4. Quarterly Trends and Market Dynamics
Magellan’s quarterly revenue and profit trends reflect both internal performance improvements and external market factors, including foreign exchange movements. The Corporation noted that higher average exchange rates for the U.S. dollar and British pound increased reported revenues and income. Had exchange rates remained at 2024 levels, Q3 2025 revenue would have been approximately $1.8 million lower.
The lingering effects of global supply chain disruptions, production delays, and inflation—challenges that emerged during the COVID-19 pandemic—continued to ease through 2024 and 2025. As disruptions stabilize, Magellan has been able to restore operational efficiency and maintain a steady upward trajectory in quarterly performance.
The return to normal production programs and sustained demand for wide-body and narrow-body platforms have supported the Corporation’s revenue growth across key customer programs.
5. Reconciliation of Net Income to EBITDA
Magellan includes EBITDA as a supplementary metric to provide stakeholders with insight into operational performance before the effects of financing and taxation. EBITDA for Q3 2025 totaled $29.8 million, up from $21.5 million in Q3 2024. The increase predominantly reflects stronger gross margins and favourable FX movements.
6. Liquidity, Cash Flow, and Capital Resources
Magellan maintains a robust liquidity position supported by:
- cash on hand,
- cash generated from operations,
- available borrowing capacity under its credit facility,
- its accounts receivable securitization program.

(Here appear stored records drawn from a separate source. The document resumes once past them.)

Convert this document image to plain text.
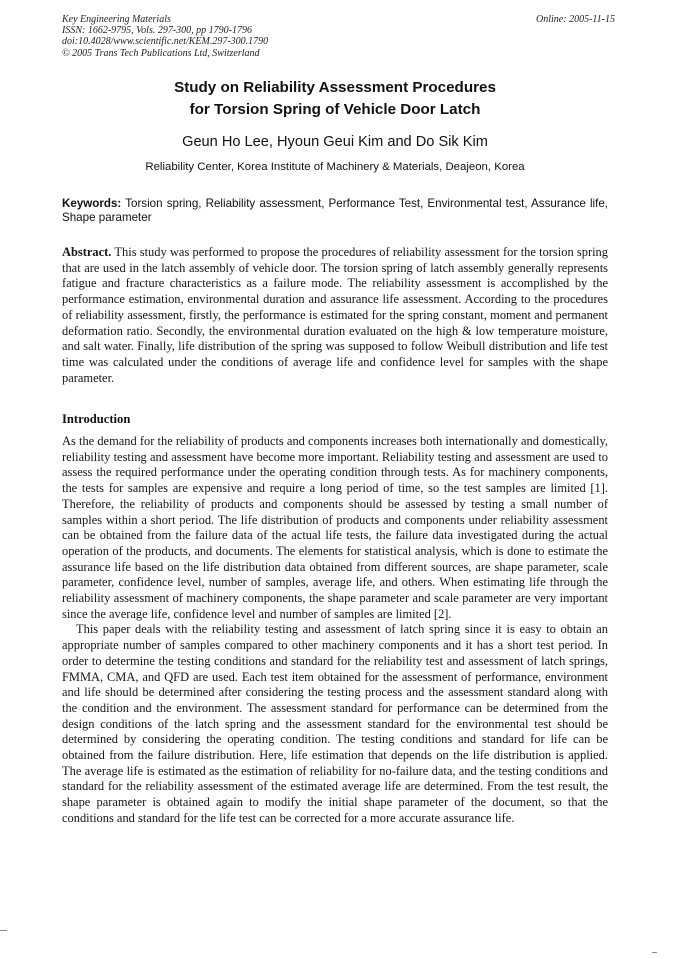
Key Engineering Materials
ISSN: 1662-9795, Vols. 297-300, pp 1790-1796
doi:10.4028/www.scientific.net/KEM.297-300.1790
© 2005 Trans Tech Publications Ltd, Switzerland
Online: 2005-11-15
Study on Reliability Assessment Procedures
for Torsion Spring of Vehicle Door Latch
Geun Ho Lee, Hyoun Geui Kim and Do Sik Kim
Reliability Center, Korea Institute of Machinery & Materials, Deajeon, Korea
Keywords: Torsion spring, Reliability assessment, Performance Test, Environmental test, Assurance life, Shape parameter
Abstract. This study was performed to propose the procedures of reliability assessment for the torsion spring that are used in the latch assembly of vehicle door. The torsion spring of latch assembly generally represents fatigue and fracture characteristics as a failure mode. The reliability assessment is accomplished by the performance estimation, environmental duration and assurance life assessment. According to the procedures of reliability assessment, firstly, the performance is estimated for the spring constant, moment and permanent deformation ratio. Secondly, the environmental duration evaluated on the high & low temperature moisture, and salt water. Finally, life distribution of the spring was supposed to follow Weibull distribution and life test time was calculated under the conditions of average life and confidence level for samples with the shape parameter.
Introduction

As the demand for the reliability of products and components increases both internationally and domestically, reliability testing and assessment have become more important. Reliability testing and assessment are used to assess the required performance under the operating condition through tests. As for machinery components, the tests for samples are expensive and require a long period of time, so the test samples are limited [1]. Therefore, the reliability of products and components should be assessed by testing a small number of samples within a short period. The life distribution of products and components under reliability assessment can be obtained from the failure data of the actual life tests, the failure data investigated during the actual operation of the products, and documents. The elements for statistical analysis, which is done to estimate the assurance life based on the life distribution data obtained from different sources, are shape parameter, scale parameter, confidence level, number of samples, average life, and others. When estimating life through the reliability assessment of machinery components, the shape parameter and scale parameter are very important since the average life, confidence level and number of samples are limited [2].

This paper deals with the reliability testing and assessment of latch spring since it is easy to obtain an appropriate number of samples compared to other machinery components and it has a short test period. In order to determine the testing conditions and standard for the reliability test and assessment of latch springs, FMMA, CMA, and QFD are used. Each test item obtained for the assessment of performance, environment and life should be determined after considering the testing process and the assessment standard along with the condition and the environment. The assessment standard for performance can be determined from the design conditions of the latch spring and the assessment standard for the environmental test should be determined by considering the operating condition. The testing conditions and standard for life can be obtained from the failure distribution. Here, life estimation that depends on the life distribution is applied. The average life is estimated as the estimation of reliability for no-failure data, and the testing conditions and standard for the reliability assessment of the estimated average life are determined. From the test result, the shape parameter is obtained again to modify the initial shape parameter of the document, so that the conditions and standard for the life test can be corrected for a more accurate assurance life.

Management believes the Corporation has sufficient resources to meet its operational and strategic needs. Should cash flows fall short or capital requirements increase, Magellan may access additional capital through debt, equity, or both.
Cash Flow from Operations
Operating activities generated $4.8 million in Q3 2025, compared to $18.6 million in Q3 2024. The decline was primarily due to:
- higher accounts receivable stemming from timing of customer payments,
- increased contract assets,
- higher prepaid expenses,
- partially offset by increases in accounts payable and accrued liabilities.
Working capital changes used $20.9 million of cash in Q3 2025.
Investing Activities
Magellan invested $11.1 million in Q3 2025, compared to $7.2 million in Q3 2024, focused on:
- upgrading property, plant, and equipment,
- enhancing manufacturing technologies,
- investing in intangible assets.
The Corporation received an $8 million grant from the Manitoba government in support of capital projects at its Winnipeg facilities, recorded as a reduction to capital expenditures.
Magellan remains cautiously optimistic about the global aerospace industry. Demand for commercial aircraft is gradually recovering, defence spending remains strong across key jurisdictions, and supply chain challenges continue to ease. Continued investments in advanced manufacturing and strategic technology initiatives position the Corporation for sustained revenue and earnings growth.
Management will continue to monitor foreign exchange trends, supply chain conditions, and evolving customer program schedules as the industry progresses through 2025 and beyond.